March 15, 2012
Planned, Repeat C-section May Be Safer Than Natural Birth
Delivering a second baby by Caesarean after a previous C-section may be somewhat safer for both mother and baby than a vaginal birth, according to two studies published this week in the journal PLoS Medicine.
Australian researchers found that, among babies born by a planned repeat C-section, 0.9 percent died or suffered serious complications, compared with 2.4 percent of babies delivered by a planned vaginal birth after a previous C-section.Meanwhile, a British study found the chance of uterine rupture was decreased when mothers had an elective repeat C-section.
Women who have had a C-section often face a dilemma in their next pregnancy about whether to choose a natural birth or to have a repeat C-section. However, experts stress that the overall risks are still low for both methods.
The two current studies followed the health outcomes of pregnant women and their babies after a previous C-section.
The British study is the first to compile national data about the risk of womb rupture - a serious complication that can cause severe blood loss in the mother and put the baby at risk.
The researchers from the National Perinatal Epidemiology Unit at Oxford University identified 159 cases of womb rupture between April 2009 and April 2010, with 139 cases having occurred in women who had already undergone a Caesarean.
In women who had a previous C-section, the risk of the womb rupturing during labor was seven times greater if they tried for a natural labor than with a planned C-section, while the risk of the baby dying was three times as high.
However, the overall risk was low - 2 in 10,000 of every British pregnancies.
"This does give a true idea of the risk [of womb rupture] for the first time [in Britain] - in fact it's lower than what we've been estimating before,” said Dr.

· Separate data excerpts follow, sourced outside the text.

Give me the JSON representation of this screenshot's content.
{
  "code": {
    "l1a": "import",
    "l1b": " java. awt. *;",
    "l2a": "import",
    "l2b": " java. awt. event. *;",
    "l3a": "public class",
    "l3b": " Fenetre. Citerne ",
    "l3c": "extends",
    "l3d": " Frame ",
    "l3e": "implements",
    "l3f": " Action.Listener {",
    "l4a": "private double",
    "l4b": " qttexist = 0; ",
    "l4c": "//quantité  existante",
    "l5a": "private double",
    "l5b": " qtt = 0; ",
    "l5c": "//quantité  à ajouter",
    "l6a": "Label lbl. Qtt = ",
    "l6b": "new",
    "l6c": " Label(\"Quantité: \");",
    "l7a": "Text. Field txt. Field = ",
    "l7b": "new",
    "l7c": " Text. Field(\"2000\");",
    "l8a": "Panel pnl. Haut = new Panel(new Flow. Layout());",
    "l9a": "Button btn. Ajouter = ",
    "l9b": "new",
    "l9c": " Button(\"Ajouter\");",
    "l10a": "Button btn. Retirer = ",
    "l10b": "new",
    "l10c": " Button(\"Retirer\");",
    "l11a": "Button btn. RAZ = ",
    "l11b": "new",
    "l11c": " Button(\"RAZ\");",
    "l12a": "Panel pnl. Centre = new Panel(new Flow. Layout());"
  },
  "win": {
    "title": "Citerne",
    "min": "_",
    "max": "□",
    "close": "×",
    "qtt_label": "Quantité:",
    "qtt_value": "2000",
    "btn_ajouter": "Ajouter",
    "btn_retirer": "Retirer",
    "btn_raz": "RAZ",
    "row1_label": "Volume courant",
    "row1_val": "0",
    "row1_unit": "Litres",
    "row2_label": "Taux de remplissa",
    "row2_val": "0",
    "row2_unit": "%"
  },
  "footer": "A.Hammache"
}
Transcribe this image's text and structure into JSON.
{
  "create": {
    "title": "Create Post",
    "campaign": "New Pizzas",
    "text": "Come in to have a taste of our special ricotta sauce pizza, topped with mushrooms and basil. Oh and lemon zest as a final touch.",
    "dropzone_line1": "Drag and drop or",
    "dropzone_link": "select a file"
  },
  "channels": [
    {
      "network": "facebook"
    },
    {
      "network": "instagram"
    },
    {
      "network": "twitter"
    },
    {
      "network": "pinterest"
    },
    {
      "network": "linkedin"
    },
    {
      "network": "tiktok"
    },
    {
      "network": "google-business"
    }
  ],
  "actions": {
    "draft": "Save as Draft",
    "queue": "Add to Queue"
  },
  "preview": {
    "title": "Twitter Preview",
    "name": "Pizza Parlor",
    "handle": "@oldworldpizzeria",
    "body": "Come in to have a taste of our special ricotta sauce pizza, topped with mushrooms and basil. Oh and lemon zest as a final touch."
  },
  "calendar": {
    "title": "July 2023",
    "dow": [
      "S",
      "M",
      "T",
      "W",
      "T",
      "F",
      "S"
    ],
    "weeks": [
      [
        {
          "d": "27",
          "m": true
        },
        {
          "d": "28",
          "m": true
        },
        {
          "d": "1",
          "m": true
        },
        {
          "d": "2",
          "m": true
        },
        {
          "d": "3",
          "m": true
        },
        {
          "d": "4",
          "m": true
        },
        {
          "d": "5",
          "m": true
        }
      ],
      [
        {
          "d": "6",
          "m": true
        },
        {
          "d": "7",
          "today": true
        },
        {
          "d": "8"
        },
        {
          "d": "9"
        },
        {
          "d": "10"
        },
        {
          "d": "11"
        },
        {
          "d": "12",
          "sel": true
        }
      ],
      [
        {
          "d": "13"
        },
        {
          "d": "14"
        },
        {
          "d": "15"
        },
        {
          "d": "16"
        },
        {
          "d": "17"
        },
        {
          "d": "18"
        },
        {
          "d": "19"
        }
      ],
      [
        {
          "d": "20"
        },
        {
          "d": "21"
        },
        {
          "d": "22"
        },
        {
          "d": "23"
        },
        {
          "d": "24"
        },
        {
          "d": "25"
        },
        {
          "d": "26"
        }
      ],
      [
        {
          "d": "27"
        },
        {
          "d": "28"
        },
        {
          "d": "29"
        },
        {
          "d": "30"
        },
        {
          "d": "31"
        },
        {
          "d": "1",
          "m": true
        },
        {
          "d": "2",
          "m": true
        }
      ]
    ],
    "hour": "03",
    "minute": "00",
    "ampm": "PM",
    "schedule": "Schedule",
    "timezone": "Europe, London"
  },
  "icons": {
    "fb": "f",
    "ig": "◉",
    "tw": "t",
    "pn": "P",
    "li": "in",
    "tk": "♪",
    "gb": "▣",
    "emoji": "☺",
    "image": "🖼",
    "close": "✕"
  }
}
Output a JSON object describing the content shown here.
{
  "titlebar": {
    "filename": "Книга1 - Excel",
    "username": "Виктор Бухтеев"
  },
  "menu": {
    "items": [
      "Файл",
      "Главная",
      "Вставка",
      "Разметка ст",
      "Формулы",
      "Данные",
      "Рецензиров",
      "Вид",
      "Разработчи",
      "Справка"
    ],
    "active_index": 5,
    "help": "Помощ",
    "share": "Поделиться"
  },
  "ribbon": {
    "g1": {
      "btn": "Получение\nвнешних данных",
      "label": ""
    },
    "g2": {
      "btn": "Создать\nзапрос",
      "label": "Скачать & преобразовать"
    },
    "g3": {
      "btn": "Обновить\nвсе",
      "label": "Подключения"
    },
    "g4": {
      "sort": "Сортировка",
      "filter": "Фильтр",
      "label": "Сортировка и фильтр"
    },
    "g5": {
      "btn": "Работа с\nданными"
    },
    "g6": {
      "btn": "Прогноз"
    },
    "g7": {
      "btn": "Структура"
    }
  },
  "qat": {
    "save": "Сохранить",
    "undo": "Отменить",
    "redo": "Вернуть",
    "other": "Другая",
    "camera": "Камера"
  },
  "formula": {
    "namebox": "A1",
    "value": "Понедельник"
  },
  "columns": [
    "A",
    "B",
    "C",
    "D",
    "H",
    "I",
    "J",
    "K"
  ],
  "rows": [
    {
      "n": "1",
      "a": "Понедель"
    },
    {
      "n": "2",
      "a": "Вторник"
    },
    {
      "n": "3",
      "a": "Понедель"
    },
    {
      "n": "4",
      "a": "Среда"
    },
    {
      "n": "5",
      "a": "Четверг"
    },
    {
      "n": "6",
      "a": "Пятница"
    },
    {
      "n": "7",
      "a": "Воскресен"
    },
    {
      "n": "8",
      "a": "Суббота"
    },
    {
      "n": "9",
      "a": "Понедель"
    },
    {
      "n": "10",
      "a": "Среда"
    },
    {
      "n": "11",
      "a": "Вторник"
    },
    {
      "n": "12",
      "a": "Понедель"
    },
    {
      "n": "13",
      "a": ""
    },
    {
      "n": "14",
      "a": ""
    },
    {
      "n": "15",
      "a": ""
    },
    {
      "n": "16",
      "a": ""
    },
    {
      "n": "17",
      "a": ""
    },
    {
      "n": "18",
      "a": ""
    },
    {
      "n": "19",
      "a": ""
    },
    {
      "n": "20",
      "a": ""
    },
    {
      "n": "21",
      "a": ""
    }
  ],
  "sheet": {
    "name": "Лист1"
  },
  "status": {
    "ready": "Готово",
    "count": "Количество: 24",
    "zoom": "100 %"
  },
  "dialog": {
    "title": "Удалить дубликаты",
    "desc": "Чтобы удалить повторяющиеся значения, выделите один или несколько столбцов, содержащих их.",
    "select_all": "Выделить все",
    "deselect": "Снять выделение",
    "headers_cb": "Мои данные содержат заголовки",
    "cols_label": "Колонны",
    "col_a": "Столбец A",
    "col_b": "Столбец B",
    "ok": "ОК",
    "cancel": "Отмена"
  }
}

Marian Knight of the National Perinatal Epidemiology Unit during an interview with BBC News.
"The important thing to remember is the absolute risks - seven times a small risk is still a small risk."
A second study followed more than 2,000 pregnant women planning their second delivery after a previous Caesarean section at 14 hospitals in Australia.
Researchers from the Australian Research Centre for Health of Women and Babies found that women who had a planned C-section experienced less severe bleeding than women who gave birth naturally. There was also less risk of the baby dying in the womb in the Caesarean group.
The experts estimated that one baby death - or near death - would be prevented for every 66 planned repeat C-sections.
"Among women with one prior Caesarean, planned elective repeat Caesarean compared with planned vaginal birth after Caesarean was associated with a lower risk of fetal and infant death or serious infant outcome,” the Australian researchers concluded.
"Choosing a vaginal birth or a Caesarean section carries different risks and benefits but overall either choice is safe with only very small risks,” said Dr. Virginia Beckett, spokesperson for Britain´s Royal College of Obstetricians and Gynecologists, in an interview with BBC News.
"It is important that women discuss all the options for their individual case with their midwife or obstetrician,” said Beckett, who was not involved in the current study.
"Despite there being a slightly higher risk of rupture following a previous Caesarean, the procedure itself carries risks such as risk of blood clots, longer recovery period and the potential need for elective Caesarean in future pregnancies."
Sue Macdonald, education and research manager at the Royal College of Midwives, said the two studies should help pregnant women and their doctors make better decisions.
"The information from the study will add to the evidence base and knowledge for midwives and obstetricians and allow them to be able to discuss with women their options for birth after a Caesarean section and whether a normal birth would be possible."
The rate of cesarean deliveries reached an all-time high in the United States in 2009, at roughly one in three births, according to data from the National Center for Health Statistics.